What struck me most of all was the fact that my mother, so compelling in telling stories of her life, became silent and non-communicative in important respects.
Christa’s silence, in part typical for her generation, was also intrinsic to her personality. Throughout her life, Christa was unwilling to talk about anything that she could not manage in her own mind. She was the master of suppression and denial—in particular in matters where she fought bitterly against her inability to control a situation. My brother Adrian’s nickname for her was "the queen of denial." Christa’s survival instincts drove her to engage in something called totschweigen; literally, this means "keeping silent about something until it is dead," more properly translated as "suppressing something." Another expression that applies is nicht wahrhaben wollen. Again, the translation "denying something" is a poor shadow of the word, more precisely rendered as "not wanting something to be true."
As an aside, I might point out that the German verb schweigen, here inadequately translated as "keeping silent," connotes silence as an act of doing rather than a state. The notion of silence as an active choice runs like a drumbeat through the lives of people of my mother’s generation, and it shaped her relationships with us as well as with others. We had a plethora of words and stories that disguised huge swathes of impenetrable silence.
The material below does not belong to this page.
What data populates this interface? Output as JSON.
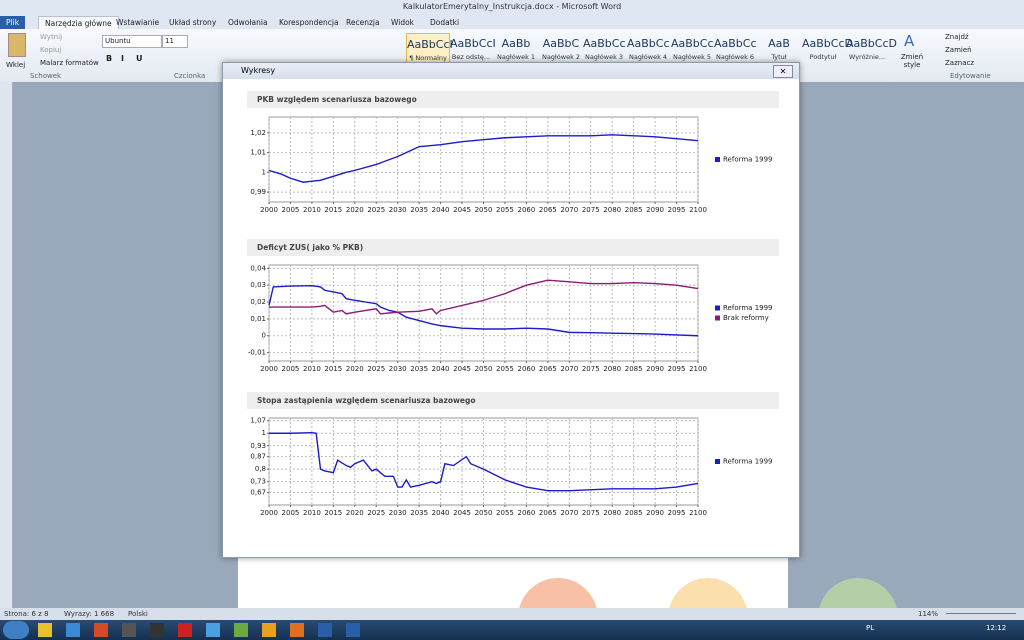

Christa’s life was not that different from that of many of her peers who came of age in the 1930s in Germany, lived through the war, and had to rebuild their existence in the subsequent decades. Christa was a product of her time and her upbringing, and her strategies to survive were mirrored by other women of her generation, in particular, those from a similar social class and cultural background.
The habit of silence on many issues, so deeply ingrained, is a common thread when looking at their life stories. I suspect that many were silent out of a reluctance to burden their children as much as out of an overwhelming sense of discomfort and unease in speaking about their roles as witnesses or even participants at a time when Nazi ideology permeated every level of existence, tightening its grip on every activity and imposing increasingly stringent controls over movement, writing, and actions. The silence lifted to some extent in the 1980s and subsequent decades, when more individuals began to write down what they remembered. These women lived through extraordinary times. Each of their stories deserves to be told.
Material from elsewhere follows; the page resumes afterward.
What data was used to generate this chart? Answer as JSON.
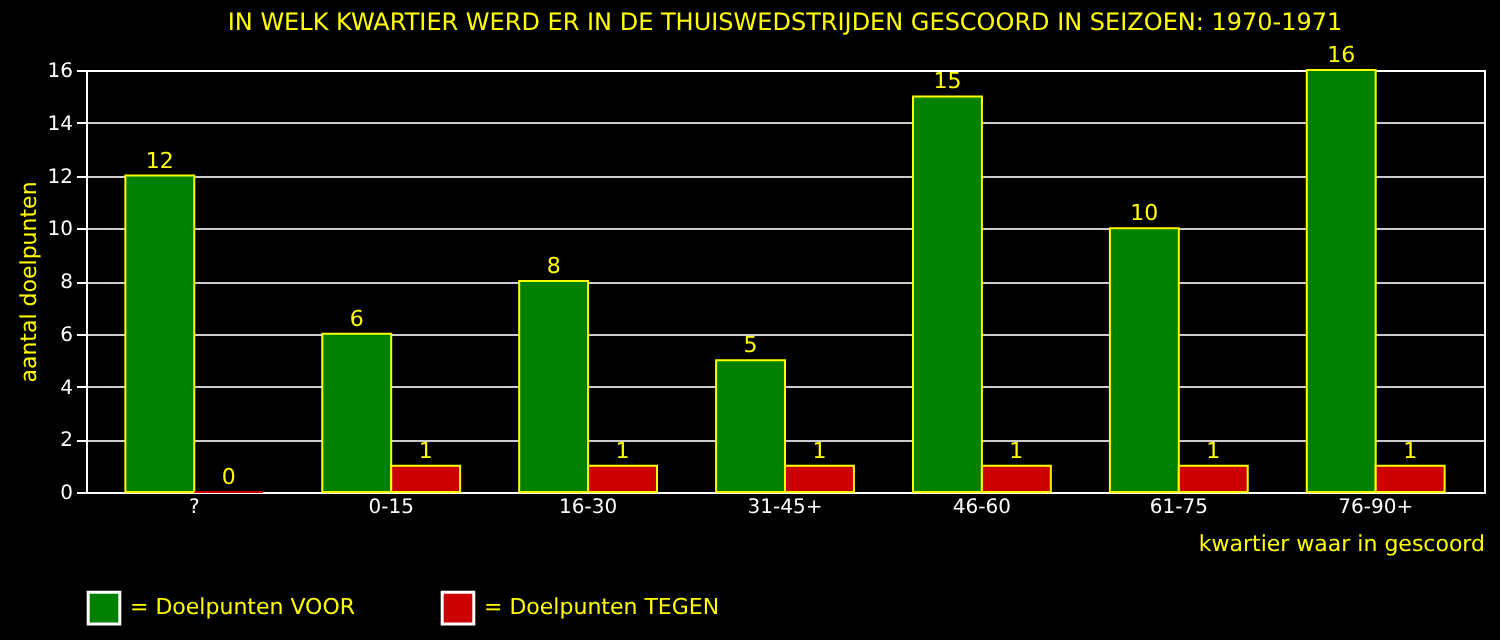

Christa’s story is also a universal one in that it touches upon the challenges resulting from relations between one generation and the next and the complexities of interactions between parents and children. We are shaped by those who have preceded us, especially our parents. As children of parents, all imperfect in innumerable ways whether present or absent, we are left with burdens to carry and to negotiate these in our own lives until we learn that we are also, if not exclusively, the product of our own choices. This too is a story that must be told to provide tools for the next generation to look back, understand, and ultimately move beyond the lives that have gone before.
The process of untangling the threads of my mother's life was inextricably linked to the impact her life had on my brothers and me. Of course, I could speak only about my reactions and feelings, even if occasionally the temptation to speculate about my brothers’ was hard to resist.
Meanwhile, first and foremost, I wanted to weave as complete a picture as possible out of the fragments, real, perceived, or imagined, of Christa’s life story and to capture the essence of this unique, complex, irreplaceable individual.